Não há em outros obituários informações semelhantes a essa, o relato da prisão e da agressão à esposa. O processo, em segredo de Justiça, rodou por grupos de whatsapp desde sexta-feira como argumento para o debate sobre racismo e para estabelecer culpas sobre o assassinato. Havia três escolhas: usar a informação no obituário, citar no título e como citar. Foi feita a mais machista, chamar de "marido errático" um agressor de mulher.

A patrulha de universo simbólico precisa de conexão com a realidade. De um lado, há quem queira justificar o cruel abate a socos usando a vida pregressa do morto. O outro reage sempre em oposição, precisa dizer que o morto era bom. Diante da informação de que ele agrediu a esposa, o que nada tem a ver com o assassinato, resolve suavizar no título. Como sempre, quem sai perdendo é a mulher, que foi feita para isso mesmo, ser pisoteada de acordo com os interesses do momento.

Há muitos homens que se sentem injustiçados com textos como este, já que nunca se posicionaram dessa maneira na vida, sempre respeitaram as mulheres. A maioria dos homens é assim, mas precisam se posicionar diante da minoria que não é e faz estragos mesmo sem intenção deliberada. Se extremistas da política e dos games sentem-se à vontade para atacar mulheres é porque não encontram oposição suficiente na sociedade. A quem não tem limites é preciso dar.

Reconhecer o machismo de homens do mesmo espectro político, grupo social ou família é incômodo porque parece confissão de culpa.
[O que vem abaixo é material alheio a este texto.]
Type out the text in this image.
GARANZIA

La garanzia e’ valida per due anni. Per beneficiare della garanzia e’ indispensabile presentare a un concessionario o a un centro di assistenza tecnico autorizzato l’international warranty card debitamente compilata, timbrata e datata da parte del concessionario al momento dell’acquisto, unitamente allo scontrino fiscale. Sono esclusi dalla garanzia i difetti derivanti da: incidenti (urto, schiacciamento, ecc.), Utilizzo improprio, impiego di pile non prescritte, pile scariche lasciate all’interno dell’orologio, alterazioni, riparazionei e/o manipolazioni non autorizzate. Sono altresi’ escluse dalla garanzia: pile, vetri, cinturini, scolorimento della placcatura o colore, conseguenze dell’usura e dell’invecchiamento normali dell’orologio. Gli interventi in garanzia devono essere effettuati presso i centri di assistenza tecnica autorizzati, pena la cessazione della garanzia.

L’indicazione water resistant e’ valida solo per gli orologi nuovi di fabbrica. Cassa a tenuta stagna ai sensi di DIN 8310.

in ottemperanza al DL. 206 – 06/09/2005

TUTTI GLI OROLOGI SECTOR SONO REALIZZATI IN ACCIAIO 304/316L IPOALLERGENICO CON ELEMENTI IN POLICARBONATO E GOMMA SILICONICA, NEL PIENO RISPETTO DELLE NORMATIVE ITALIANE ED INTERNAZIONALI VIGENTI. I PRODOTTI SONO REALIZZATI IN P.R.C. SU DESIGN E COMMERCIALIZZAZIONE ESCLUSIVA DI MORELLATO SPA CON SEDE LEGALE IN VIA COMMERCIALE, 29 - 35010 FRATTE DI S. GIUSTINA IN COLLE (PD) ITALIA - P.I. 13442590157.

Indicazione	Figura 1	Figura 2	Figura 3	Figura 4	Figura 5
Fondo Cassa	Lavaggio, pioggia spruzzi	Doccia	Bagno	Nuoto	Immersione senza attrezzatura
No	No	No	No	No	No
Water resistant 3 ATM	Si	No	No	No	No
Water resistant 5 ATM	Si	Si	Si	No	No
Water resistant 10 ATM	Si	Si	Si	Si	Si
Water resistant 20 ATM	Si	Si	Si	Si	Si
Para os homens, é como se fosse igual. Para as mulheres, é como se não lutassem o suficiente. Casar com o erro pode confortar a alma momentaneamente. Só que assim o mundo regride. Na lógica da lacração, há um grupo que detém o monopólio da virtude. Na vida real, não há ser humano perfeito, todos erram e todos podem se corrigir. Aceitar os próprios erros e as virtudes dos adversários não é fraqueza, é sabedoria.